Throughout the process, Jackson worked with artist and educator Martha Schnee and research scholar K. Anthony Jones to process and analyze the interviews as well as the archival photographs provided by families, historical societies, libraries, and news sources. The Interviews, a multi-channel sound work sited outdoors at the museum’s entrance, was created in collaboration with Michael J. Schumacher and composed exclusively of audio from the interviews. This first encounter with the interviewees’ voices provides an immediate sense of place, bringing to focus communities largely omitted from official history.

Works at the Parrish Art Museum. Photo by Jenny Gorman

Indoors, the exhibition begins in the museum’s Norman and Liliane Peck/Peter Jay Sharp Foundation Lobby with Vessels of Light, a photographic composition comprising three enlarged photographs that extends across the 32-foot, south-facing window. The source images, provided by interviewees, depict familial moments within the three communities that Jackson worked with most closely: Shinnecock children dressed in regalia and gathered at Powwow grounds in 1993, female descendants of a Southampton family of Black migrant farm workers, and an immigrant family from El Salvador in a tight embrace. The painting “Three Sister,” which hangs adjacent to “Vessels of Light,” incorporates images of intergenerational groups of women and addresses the importance of matriarchy in these communities — a common theme that surfaced during Jackson’s conversations.

Shinnecock Reservation youth in regalia at the Powwow grounds, 1993. Photo courtesy Jeremy Dennis.

The exhibition continues with six large-scale paintings in the Robert Lehman Foundation Gallery.
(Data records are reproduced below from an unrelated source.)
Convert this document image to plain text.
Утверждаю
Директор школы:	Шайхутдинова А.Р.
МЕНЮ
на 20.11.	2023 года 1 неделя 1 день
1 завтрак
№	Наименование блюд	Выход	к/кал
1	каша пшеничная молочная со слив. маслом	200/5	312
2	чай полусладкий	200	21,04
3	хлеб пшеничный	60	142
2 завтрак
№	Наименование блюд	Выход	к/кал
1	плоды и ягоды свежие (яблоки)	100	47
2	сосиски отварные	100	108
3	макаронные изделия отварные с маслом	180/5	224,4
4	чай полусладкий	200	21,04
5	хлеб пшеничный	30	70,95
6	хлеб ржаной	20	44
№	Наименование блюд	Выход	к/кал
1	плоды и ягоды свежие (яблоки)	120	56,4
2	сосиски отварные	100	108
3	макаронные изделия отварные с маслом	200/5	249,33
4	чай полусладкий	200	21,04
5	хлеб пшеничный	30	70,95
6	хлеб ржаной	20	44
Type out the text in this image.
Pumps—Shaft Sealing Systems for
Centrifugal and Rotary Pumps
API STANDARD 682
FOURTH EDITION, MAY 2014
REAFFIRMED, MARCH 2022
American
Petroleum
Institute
These multi-media, multi-dimensional works are intricately layered and boldly composed, incorporate abstraction and representation, and are both translucent and opaque. Their surfaces are embedded with locally sourced fabrics, potato bags, ground wampum shells from a Shinnecock wampum carver, and soil from the Parrish Art Museum site, which was once used as potato fields.

On these varied grounds, Jackson hand-painted photographic images in halftone lines and overlaid those sections with images printed on transparent vinyl strips. The paintings’ protruding wood frames, hand crafted in Los Angeles, California by Ruben Palencia, are reminiscent of storefront awnings, allow colors and silhouettes to be cast onto the walls. For the painting “Among Fruits,” a 1950s photograph of a worker in a potato field is printed on vinyl. The transparent strips overlay a hand-painted image (based on a photograph) of a current day Shinnecock Nation member holding a large hen-of-the-woods mushroom. These dynamic compositions reflect how the themes that emerged from Jackson’s research — such as the sacredness of land, generational experiences of labor, and integral role of women in family life — are intricately interwoven and reproduced throughout history.

Some of the source material used in a painting, including photo of Shane Weeks. Photo by Jessica Dalene, courtesy The Watermill Center

The Susan M. Weber Gallery is transformed into an interactive Study Room where visitors can gain a deeper understanding of Jackson’s research methodology and the under-told stories of the Hamptons. Visitors are encouraged to add images, anecdotes, and experiences to the narrative by attaching their own family photos and written accounts to the North Wall. The South Wall features notes and enlarged portraits drawn by catalogue contributor Martha Schnee, who composed her images during the interview sessions. The East Wall presents archival photographs provided by families, historical societies, libraries, and news sources — many of which are clearly visible in Jackson’s paintings. Testifying to past and present lived histories, they depict Black and Latinx migrants working on potato farms; Shinnecock Indian Nation members protesting to protect sacred land; remembrances of enslaved people at Sylvester Manor in Shelter Island; and intimate and celebratory family gatherings.